Am wichtigsten aber ist aus Sicht des Kreml, dass es Putin wieder einmal gelungen ist, das Thema zu wechseln: Statt über amerikanische Marschflugkörper für die Ukraine wird nun über Trumps Treffen mit dem russischen Machthaber gesprochen: „Ich denke, eines ist vorerst sicher: Selenskij wird morgen in Washington keine Tomahawks erhalten“, sagt etwa der russische Außenpolitikexperte Fjodor Lukjanow in Hinblick auf Wolodimir Selenskij Besuch in Washington.
In Russland beschwört man nun den „Geist von Anchorage“
Das alles erinnert an die Lage kurz vor dem Gipfel in Alaska, als Trump mit härteren Sanktionen gegen Russland gedroht hatte und Putin stattdessen ein persönliches Treffen herausschlug.

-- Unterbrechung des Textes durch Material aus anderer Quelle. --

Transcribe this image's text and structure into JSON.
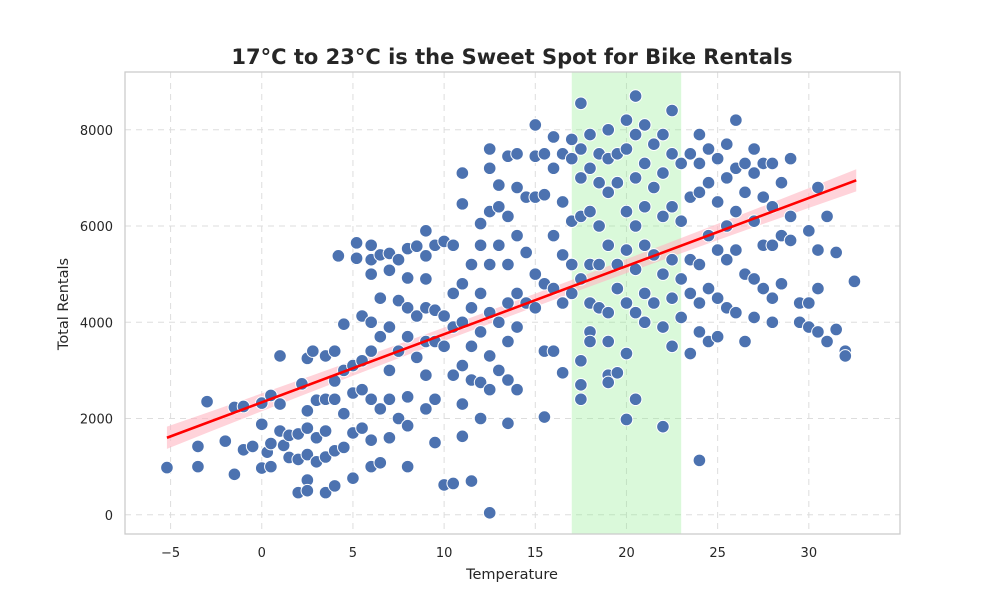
{
  "chart_data": {
    "type": "scatter",
    "title": "17°C to 23°C is the Sweet Spot for Bike Rentals",
    "xlabel": "Temperature",
    "ylabel": "Total Rentals",
    "xlim": [
      -7.5,
      35
    ],
    "ylim": [
      -400,
      9200
    ],
    "xticks": [
      -5,
      0,
      5,
      10,
      15,
      20,
      25,
      30
    ],
    "yticks": [
      0,
      2000,
      4000,
      6000,
      8000
    ],
    "grid": true,
    "highlight_band": {
      "x": [
        17,
        23
      ],
      "color": "#90ee90"
    },
    "regression_line": {
      "x": [
        -5.2,
        32.6
      ],
      "y": [
        1600,
        6950
      ],
      "color": "#ff0000"
    },
    "colors": {
      "points": "#4c72b0",
      "point_edge": "#ffffff",
      "band": "#90ee90",
      "line": "#ff0000",
      "ci": "#ffb6c1"
    },
    "points": [
      [
        -5.2,
        980
      ],
      [
        -3.0,
        2350
      ],
      [
        -3.5,
        1420
      ],
      [
        -3.5,
        1000
      ],
      [
        -2.0,
        1530
      ],
      [
        -1.5,
        840
      ],
      [
        -1.5,
        2230
      ],
      [
        -1.0,
        2250
      ],
      [
        -1.0,
        1350
      ],
      [
        -0.5,
        1420
      ],
      [
        0.0,
        970
      ],
      [
        0.0,
        1880
      ],
      [
        0.0,
        2320
      ],
      [
        0.3,
        1300
      ],
      [
        0.5,
        1000
      ],
      [
        0.5,
        2480
      ],
      [
        0.5,
        1480
      ],
      [
        1.0,
        3300
      ],
      [
        1.0,
        2300
      ],
      [
        1.0,
        1740
      ],
      [
        1.2,
        1440
      ],
      [
        1.5,
        1190
      ],
      [
        1.5,
        1650
      ],
      [
        2.0,
        460
      ],
      [
        2.0,
        1680
      ],
      [
        2.0,
        1150
      ],
      [
        2.2,
        2720
      ],
      [
        2.5,
        3250
      ],
      [
        2.5,
        2160
      ],
      [
        2.5,
        1800
      ],
      [
        2.5,
        1250
      ],
      [
        2.5,
        720
      ],
      [
        2.5,
        500
      ],
      [
        2.8,
        3400
      ],
      [
        3.0,
        2380
      ],
      [
        3.0,
        1600
      ],
      [
        3.0,
        1100
      ],
      [
        3.5,
        3300
      ],
      [
        3.5,
        2400
      ],
      [
        3.5,
        1740
      ],
      [
        3.5,
        1200
      ],
      [
        3.5,
        460
      ],
      [
        4.0,
        3400
      ],
      [
        4.0,
        2780
      ],
      [
        4.0,
        2400
      ],
      [
        4.0,
        1330
      ],
      [
        4.0,
        600
      ],
      [
        4.2,
        5380
      ],
      [
        4.5,
        3960
      ],
      [
        4.5,
        3000
      ],
      [
        4.5,
        2100
      ],
      [
        4.5,
        1400
      ],
      [
        5.0,
        3100
      ],
      [
        5.0,
        2530
      ],
      [
        5.0,
        1700
      ],
      [
        5.0,
        760
      ],
      [
        5.2,
        5650
      ],
      [
        5.2,
        5330
      ],
      [
        5.5,
        4130
      ],
      [
        5.5,
        3200
      ],
      [
        5.5,
        2600
      ],
      [
        5.5,
        1800
      ],
      [
        6.0,
        5600
      ],
      [
        6.0,
        5300
      ],
      [
        6.0,
        5000
      ],
      [
        6.0,
        4000
      ],
      [
        6.0,
        3400
      ],
      [
        6.0,
        2400
      ],
      [
        6.0,
        1550
      ],
      [
        6.0,
        1000
      ],
      [
        6.5,
        5400
      ],
      [
        6.5,
        4500
      ],
      [
        6.5,
        3700
      ],
      [
        6.5,
        2200
      ],
      [
        6.5,
        1080
      ],
      [
        7.0,
        5430
      ],
      [
        7.0,
        5080
      ],
      [
        7.0,
        3900
      ],
      [
        7.0,
        3000
      ],
      [
        7.0,
        2400
      ],
      [
        7.0,
        1600
      ],
      [
        7.5,
        5300
      ],
      [
        7.5,
        4450
      ],
      [
        7.5,
        3400
      ],
      [
        7.5,
        2000
      ],
      [
        8.0,
        5530
      ],
      [
        8.0,
        4920
      ],
      [
        8.0,
        4300
      ],
      [
        8.0,
        3700
      ],
      [
        8.0,
        2450
      ],
      [
        8.0,
        1850
      ],
      [
        8.0,
        1000
      ],
      [
        8.5,
        5580
      ],
      [
        8.5,
        4130
      ],
      [
        8.5,
        3270
      ],
      [
        9.0,
        5900
      ],
      [
        9.0,
        5380
      ],
      [
        9.0,
        4900
      ],
      [
        9.0,
        4300
      ],
      [
        9.0,
        3600
      ],
      [
        9.0,
        2900
      ],
      [
        9.0,
        2200
      ],
      [
        9.5,
        5600
      ],
      [
        9.5,
        4250
      ],
      [
        9.5,
        3600
      ],
      [
        9.5,
        2400
      ],
      [
        9.5,
        1500
      ],
      [
        10.0,
        5680
      ],
      [
        10.0,
        4130
      ],
      [
        10.0,
        3500
      ],
      [
        10.0,
        620
      ],
      [
        10.5,
        5600
      ],
      [
        10.5,
        4600
      ],
      [
        10.5,
        3900
      ],
      [
        10.5,
        2900
      ],
      [
        10.5,
        650
      ],
      [
        11.0,
        7100
      ],
      [
        11.0,
        6460
      ],
      [
        11.0,
        4800
      ],
      [
        11.0,
        4000
      ],
      [
        11.0,
        3100
      ],
      [
        11.0,
        2300
      ],
      [
        11.0,
        1630
      ],
      [
        11.5,
        5200
      ],
      [
        11.5,
        4300
      ],
      [
        11.5,
        3500
      ],
      [
        11.5,
        2800
      ],
      [
        11.5,
        700
      ],
      [
        12.0,
        6050
      ],
      [
        12.0,
        5600
      ],
      [
        12.0,
        4600
      ],
      [
        12.0,
        3800
      ],
      [
        12.0,
        2750
      ],
      [
        12.0,
        2000
      ],
      [
        12.5,
        7600
      ],
      [
        12.5,
        7200
      ],
      [
        12.5,
        6300
      ],
      [
        12.5,
        5200
      ],
      [
        12.5,
        4200
      ],
      [
        12.5,
        3300
      ],
      [
        12.5,
        2600
      ],
      [
        12.5,
        40
      ],
      [
        13.0,
        6850
      ],
      [
        13.0,
        6400
      ],
      [
        13.0,
        5600
      ],
      [
        13.0,
        4000
      ],
      [
        13.0,
        3000
      ],
      [
        13.5,
        7450
      ],
      [
        13.5,
        6200
      ],
      [
        13.5,
        5200
      ],
      [
        13.5,
        4400
      ],
      [
        13.5,
        3600
      ],
      [
        13.5,
        2800
      ],
      [
        13.5,
        1900
      ],
      [
        14.0,
        7500
      ],
      [
        14.0,
        6800
      ],
      [
        14.0,
        5800
      ],
      [
        14.0,
        4600
      ],
      [
        14.0,
        3900
      ],
      [
        14.0,
        2600
      ],
      [
        14.5,
        6600
      ],
      [
        14.5,
        5450
      ],
      [
        14.5,
        4400
      ],
      [
        15.0,
        8100
      ],
      [
        15.0,
        7450
      ],
      [
        15.0,
        6600
      ],
      [
        15.0,
        5000
      ],
      [
        15.0,
        4300
      ],
      [
        15.5,
        7500
      ],
      [
        15.5,
        6650
      ],
      [
        15.5,
        4800
      ],
      [
        15.5,
        3400
      ],
      [
        15.5,
        2030
      ],
      [
        16.0,
        7850
      ],
      [
        16.0,
        7200
      ],
      [
        16.0,
        5800
      ],
      [
        16.0,
        4700
      ],
      [
        16.0,
        3400
      ],
      [
        16.5,
        7500
      ],
      [
        16.5,
        6500
      ],
      [
        16.5,
        5400
      ],
      [
        16.5,
        4400
      ],
      [
        16.5,
        2950
      ],
      [
        17.0,
        7800
      ],
      [
        17.0,
        7400
      ],
      [
        17.0,
        6100
      ],
      [
        17.0,
        5200
      ],
      [
        17.0,
        4600
      ],
      [
        17.5,
        8550
      ],
      [
        17.5,
        7600
      ],
      [
        17.5,
        7000
      ],
      [
        17.5,
        6200
      ],
      [
        17.5,
        4900
      ],
      [
        17.5,
        3200
      ],
      [
        17.5,
        2700
      ],
      [
        17.5,
        2400
      ],
      [
        18.0,
        7900
      ],
      [
        18.0,
        7200
      ],
      [
        18.0,
        6300
      ],
      [
        18.0,
        5200
      ],
      [
        18.0,
        4400
      ],
      [
        18.0,
        3800
      ],
      [
        18.0,
        3600
      ],
      [
        18.5,
        7500
      ],
      [
        18.5,
        6900
      ],
      [
        18.5,
        6000
      ],
      [
        18.5,
        5200
      ],
      [
        18.5,
        4300
      ],
      [
        19.0,
        8000
      ],
      [
        19.0,
        7400
      ],
      [
        19.0,
        6700
      ],
      [
        19.0,
        5600
      ],
      [
        19.0,
        4200
      ],
      [
        19.0,
        3600
      ],
      [
        19.0,
        2900
      ],
      [
        19.0,
        2750
      ],
      [
        19.5,
        7500
      ],
      [
        19.5,
        6900
      ],
      [
        19.5,
        5200
      ],
      [
        19.5,
        4700
      ],
      [
        19.5,
        2950
      ],
      [
        20.0,
        8200
      ],
      [
        20.0,
        7600
      ],
      [
        20.0,
        6300
      ],
      [
        20.0,
        5500
      ],
      [
        20.0,
        4400
      ],
      [
        20.0,
        3350
      ],
      [
        20.0,
        1980
      ],
      [
        20.5,
        8700
      ],
      [
        20.5,
        7900
      ],
      [
        20.5,
        7000
      ],
      [
        20.5,
        6000
      ],
      [
        20.5,
        5100
      ],
      [
        20.5,
        4200
      ],
      [
        20.5,
        2400
      ],
      [
        21.0,
        8100
      ],
      [
        21.0,
        7300
      ],
      [
        21.0,
        6400
      ],
      [
        21.0,
        5600
      ],
      [
        21.0,
        4600
      ],
      [
        21.0,
        4000
      ],
      [
        21.5,
        7700
      ],
      [
        21.5,
        6800
      ],
      [
        21.5,
        5400
      ],
      [
        21.5,
        4400
      ],
      [
        22.0,
        7900
      ],
      [
        22.0,
        7100
      ],
      [
        22.0,
        6200
      ],
      [
        22.0,
        5000
      ],
      [
        22.0,
        3900
      ],
      [
        22.0,
        1830
      ],
      [
        22.5,
        8400
      ],
      [
        22.5,
        7500
      ],
      [
        22.5,
        6400
      ],
      [
        22.5,
        5300
      ],
      [
        22.5,
        4500
      ],
      [
        22.5,
        3500
      ],
      [
        23.0,
        7300
      ],
      [
        23.0,
        6100
      ],
      [
        23.0,
        4900
      ],
      [
        23.0,
        4100
      ],
      [
        23.5,
        7500
      ],
      [
        23.5,
        6600
      ],
      [
        23.5,
        5300
      ],
      [
        23.5,
        4600
      ],
      [
        23.5,
        3350
      ],
      [
        24.0,
        7900
      ],
      [
        24.0,
        7300
      ],
      [
        24.0,
        6700
      ],
      [
        24.0,
        5200
      ],
      [
        24.0,
        4400
      ],
      [
        24.0,
        3800
      ],
      [
        24.0,
        1130
      ],
      [
        24.5,
        7600
      ],
      [
        24.5,
        6900
      ],
      [
        24.5,
        5800
      ],
      [
        24.5,
        4700
      ],
      [
        24.5,
        3600
      ],
      [
        25.0,
        7400
      ],
      [
        25.0,
        6500
      ],
      [
        25.0,
        5500
      ],
      [
        25.0,
        4500
      ],
      [
        25.0,
        3700
      ],
      [
        25.5,
        7700
      ],
      [
        25.5,
        7000
      ],
      [
        25.5,
        6000
      ],
      [
        25.5,
        5300
      ],
      [
        25.5,
        4300
      ],
      [
        26.0,
        8200
      ],
      [
        26.0,
        7200
      ],
      [
        26.0,
        6300
      ],
      [
        26.0,
        5500
      ],
      [
        26.0,
        4200
      ],
      [
        26.5,
        7300
      ],
      [
        26.5,
        6700
      ],
      [
        26.5,
        5000
      ],
      [
        26.5,
        3600
      ],
      [
        27.0,
        7600
      ],
      [
        27.0,
        7100
      ],
      [
        27.0,
        6100
      ],
      [
        27.0,
        4900
      ],
      [
        27.0,
        4100
      ],
      [
        27.5,
        7300
      ],
      [
        27.5,
        6600
      ],
      [
        27.5,
        5600
      ],
      [
        27.5,
        4700
      ],
      [
        28.0,
        7300
      ],
      [
        28.0,
        6400
      ],
      [
        28.0,
        5600
      ],
      [
        28.0,
        4500
      ],
      [
        28.0,
        4000
      ],
      [
        28.5,
        6900
      ],
      [
        28.5,
        5800
      ],
      [
        28.5,
        4800
      ],
      [
        29.0,
        7400
      ],
      [
        29.0,
        6200
      ],
      [
        29.0,
        5700
      ],
      [
        29.5,
        4400
      ],
      [
        29.5,
        4000
      ],
      [
        30.0,
        5900
      ],
      [
        30.0,
        4400
      ],
      [
        30.0,
        3900
      ],
      [
        30.5,
        6800
      ],
      [
        30.5,
        5500
      ],
      [
        30.5,
        4700
      ],
      [
        30.5,
        3800
      ],
      [
        31.0,
        6200
      ],
      [
        31.0,
        3600
      ],
      [
        31.5,
        5450
      ],
      [
        31.5,
        3850
      ],
      [
        32.0,
        3400
      ],
      [
        32.0,
        3300
      ],
      [
        32.5,
        4850
      ]
    ]
  }
}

Nach Alaska wuchs Trumps Frust über Putins Unbeweglichkeit dann erneut, wieder drohte er mit Konsequenzen, wieder gelang es Putin offenbar, die Stimmung zu drehen, zumindest vorerst. Der kremlnahe Experte Ljukanow erklärt Trumps Volten damit, dass der US-Präsident „äußerst ungern in eine Position gerät, in der er Partei für die Ukraine gegen Russland ergreift“. Aber die Europäer und die Ukraine drängten ihn halt immer wieder dazu.
In der russischen Presse liest man seit dem Telefongespräch Trumps mit Putin am Donnerstag viel vom „Geist von Anchorage“ oder der „Alaska-Dynamik“, die fortbestehe, nicht abgerissen sei – ganz so, als habe der Kreml diese Formel vorgegeben. Diese Alaska-Dynamik steht aus russischer Sicht für die Hoffnung, dass sich die Beziehungen mit Washington zu Russlands Vorteil und ganz unabhängig von Putins Krieg gegen die Ukraine normalisieren.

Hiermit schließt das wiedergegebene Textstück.